15. Star Wars (1977) - Yes
Yawn. Like Tron, glad to have seen it when I was 12, but it is nothing more than a vapid cowboy movie set in space. It has it moments and is heroic at times, but Chewbacca doesn’t get enough screen time.

16. All About Eve (1950) - Yes
George Sanders steals every scene. Extremely intelligent and witty film packed with memorable lines and tight performances. Bette Davis is pure brilliance.

17. The African Queen (1951) - Yes (sorta)
Seen it a couple of times and don’t recall why it's so celebrated. I remember scenes of Bogey pulling the boat and Hepburn bitching with mosquito netting on her head, and that's about it. Needs another screening.

18. Psycho (1960) - Yes
Perkins is deliciously creepy in this film. Watched it a dozen times. See if you don’t start sympathizing with Norman by the 13th viewing. You, too, will be cheering him on during the shower scene.

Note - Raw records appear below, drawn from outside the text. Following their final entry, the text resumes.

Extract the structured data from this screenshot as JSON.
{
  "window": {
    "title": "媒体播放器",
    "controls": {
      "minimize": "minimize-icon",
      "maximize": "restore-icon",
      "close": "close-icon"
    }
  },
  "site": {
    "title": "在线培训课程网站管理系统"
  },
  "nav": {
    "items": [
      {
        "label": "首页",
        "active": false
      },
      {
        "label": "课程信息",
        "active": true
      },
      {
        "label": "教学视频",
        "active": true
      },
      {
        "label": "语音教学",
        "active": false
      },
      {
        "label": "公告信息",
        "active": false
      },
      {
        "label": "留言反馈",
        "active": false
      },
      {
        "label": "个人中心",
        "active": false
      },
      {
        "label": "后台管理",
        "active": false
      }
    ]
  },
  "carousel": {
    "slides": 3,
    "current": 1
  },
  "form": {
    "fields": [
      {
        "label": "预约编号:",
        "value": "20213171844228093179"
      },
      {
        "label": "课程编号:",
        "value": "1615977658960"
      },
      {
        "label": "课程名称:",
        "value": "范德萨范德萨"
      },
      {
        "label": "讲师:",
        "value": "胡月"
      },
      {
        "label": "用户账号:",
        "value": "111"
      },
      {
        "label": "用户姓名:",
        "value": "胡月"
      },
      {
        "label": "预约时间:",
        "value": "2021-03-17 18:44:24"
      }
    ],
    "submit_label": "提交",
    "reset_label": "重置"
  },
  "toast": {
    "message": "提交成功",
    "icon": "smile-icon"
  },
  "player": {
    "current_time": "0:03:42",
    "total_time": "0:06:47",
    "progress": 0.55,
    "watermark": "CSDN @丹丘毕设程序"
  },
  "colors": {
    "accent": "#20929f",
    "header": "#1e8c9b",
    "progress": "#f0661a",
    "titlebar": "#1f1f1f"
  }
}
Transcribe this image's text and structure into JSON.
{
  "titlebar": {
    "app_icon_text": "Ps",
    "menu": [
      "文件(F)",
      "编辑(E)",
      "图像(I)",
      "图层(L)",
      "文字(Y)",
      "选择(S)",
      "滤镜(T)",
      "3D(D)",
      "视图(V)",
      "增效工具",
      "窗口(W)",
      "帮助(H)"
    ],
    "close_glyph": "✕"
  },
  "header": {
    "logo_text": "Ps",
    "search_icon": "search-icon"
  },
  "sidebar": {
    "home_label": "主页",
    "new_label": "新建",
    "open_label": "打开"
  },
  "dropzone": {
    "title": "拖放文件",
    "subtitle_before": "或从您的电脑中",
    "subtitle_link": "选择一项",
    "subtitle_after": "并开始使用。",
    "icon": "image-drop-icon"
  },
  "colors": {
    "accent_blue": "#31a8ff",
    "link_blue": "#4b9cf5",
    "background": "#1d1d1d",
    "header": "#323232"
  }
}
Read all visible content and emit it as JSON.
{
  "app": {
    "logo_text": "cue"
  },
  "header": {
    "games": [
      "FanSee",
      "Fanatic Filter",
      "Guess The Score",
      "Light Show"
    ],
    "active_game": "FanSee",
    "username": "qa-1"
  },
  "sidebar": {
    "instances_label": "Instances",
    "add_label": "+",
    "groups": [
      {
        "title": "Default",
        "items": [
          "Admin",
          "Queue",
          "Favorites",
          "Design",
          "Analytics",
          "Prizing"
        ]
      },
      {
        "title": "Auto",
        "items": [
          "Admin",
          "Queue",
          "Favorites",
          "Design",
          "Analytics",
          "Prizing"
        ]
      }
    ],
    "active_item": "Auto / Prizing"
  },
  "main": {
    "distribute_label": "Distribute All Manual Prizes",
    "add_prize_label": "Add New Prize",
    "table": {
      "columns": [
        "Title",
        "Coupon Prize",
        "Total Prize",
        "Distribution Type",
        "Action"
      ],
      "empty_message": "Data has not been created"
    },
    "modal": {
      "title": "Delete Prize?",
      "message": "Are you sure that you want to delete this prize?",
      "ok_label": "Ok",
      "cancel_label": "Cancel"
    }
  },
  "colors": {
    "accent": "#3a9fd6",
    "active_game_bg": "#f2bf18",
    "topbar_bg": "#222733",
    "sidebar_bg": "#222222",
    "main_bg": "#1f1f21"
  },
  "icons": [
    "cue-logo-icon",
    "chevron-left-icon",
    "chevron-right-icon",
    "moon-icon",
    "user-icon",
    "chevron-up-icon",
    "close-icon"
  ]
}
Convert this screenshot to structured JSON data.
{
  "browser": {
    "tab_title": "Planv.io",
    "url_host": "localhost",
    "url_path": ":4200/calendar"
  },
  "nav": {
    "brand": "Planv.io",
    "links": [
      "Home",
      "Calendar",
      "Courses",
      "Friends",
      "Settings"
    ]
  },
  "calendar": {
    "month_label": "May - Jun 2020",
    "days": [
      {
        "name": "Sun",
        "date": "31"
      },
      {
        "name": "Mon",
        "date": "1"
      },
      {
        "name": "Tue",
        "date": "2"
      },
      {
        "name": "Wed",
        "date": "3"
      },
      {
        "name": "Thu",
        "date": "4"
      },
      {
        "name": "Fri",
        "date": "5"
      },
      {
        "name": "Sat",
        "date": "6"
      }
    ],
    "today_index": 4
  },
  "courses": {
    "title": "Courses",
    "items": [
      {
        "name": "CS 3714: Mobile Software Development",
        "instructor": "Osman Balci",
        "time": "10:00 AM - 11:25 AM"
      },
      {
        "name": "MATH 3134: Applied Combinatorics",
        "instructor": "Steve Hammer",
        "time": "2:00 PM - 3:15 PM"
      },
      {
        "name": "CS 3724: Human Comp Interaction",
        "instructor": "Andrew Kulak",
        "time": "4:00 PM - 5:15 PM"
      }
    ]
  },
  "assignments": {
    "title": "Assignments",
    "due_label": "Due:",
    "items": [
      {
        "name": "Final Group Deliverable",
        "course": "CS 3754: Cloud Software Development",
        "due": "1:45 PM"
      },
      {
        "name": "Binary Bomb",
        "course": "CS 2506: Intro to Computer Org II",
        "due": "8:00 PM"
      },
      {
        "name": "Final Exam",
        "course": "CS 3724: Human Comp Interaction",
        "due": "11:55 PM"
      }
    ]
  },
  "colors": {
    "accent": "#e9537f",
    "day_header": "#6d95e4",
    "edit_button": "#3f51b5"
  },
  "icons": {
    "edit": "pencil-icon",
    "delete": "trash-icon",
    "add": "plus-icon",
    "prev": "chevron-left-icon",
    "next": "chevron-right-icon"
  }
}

19. Chinatown (1974) - Yes (sorta)
Jack is good and so is Dunaway, but I don't remember much of the plot. Need to see it again, even if it is a Polanski film.

20. One Flew Over the Cuckoo's Nest (1975) - Yes
A masterful ensemble performance. Every scene is executed with precision. The ups and downs are so fast in this movie. Very powerful in its manipulation of mood and immediacy. Brad Dourif is esp. great. Glad Lily Tomlin did not end up playing Nurse Ratched. That would have been horribly wrong.

Saturday, June 26, 2010

The Kids Are Alright - Mostly

On Friday I showed up at my parents' for my dad's 82nd birthday. The house reeked of so much smoke, I had to ask: "Are you guys curing hams?" I told them I couldn't stay here as it seems they haven't opened a window since Thanksgiving, preserving the cigarette smoke in the carpet, drapes, and furniture fabric. My dad made it worse by going to the store to buy Pine-sol aerosols, Glade wall plug-ins, and Renuzit room fresheners. Gagging from the newly fluorocarbonated mountain breeze and berry splash vapor infusion that burned my eyes and made my mouth tingle, I told him no when he asked if the house smelled any better.

I tried to check into the hotel behind our house on Bank Street, but it was full with the Decatur High School Class of 1980 reunion (like I want to run into any of those fuckers) and a Jehovah Witness convention (like I want to run into any of those fuckers). I went up the road to the Holiday Inn by the Keller Memorial Bridge where they had one room left. I looked around the lobby and noticed teenage kids in these goofy-ass fantasy costumes. I asked the woman at the reception: “What's with the ears and the robes.” And she said: "Japanese Anime." (For more amazing pictures, click here.)

Initially my thought was to mock these poor nerdy, pimply-faced children. How stupid they looked (although a couple of them did look pretty hot)? But as I politely asked to take their pictures to post here for world-wide web ridicule, I began to marvel at their homemade costumes, courage to dress up in public, and proudly wave their freak flag -- far from the taunts of the jocks and the popular kids. And then I remembered, I dressed as the Elephant Man in high school, as Sid Vicious at the National Honor Society induction ceremony and began to chant in the Astro-turf covered convention hall by the cloudy indoor pool: "One of us! One of us!"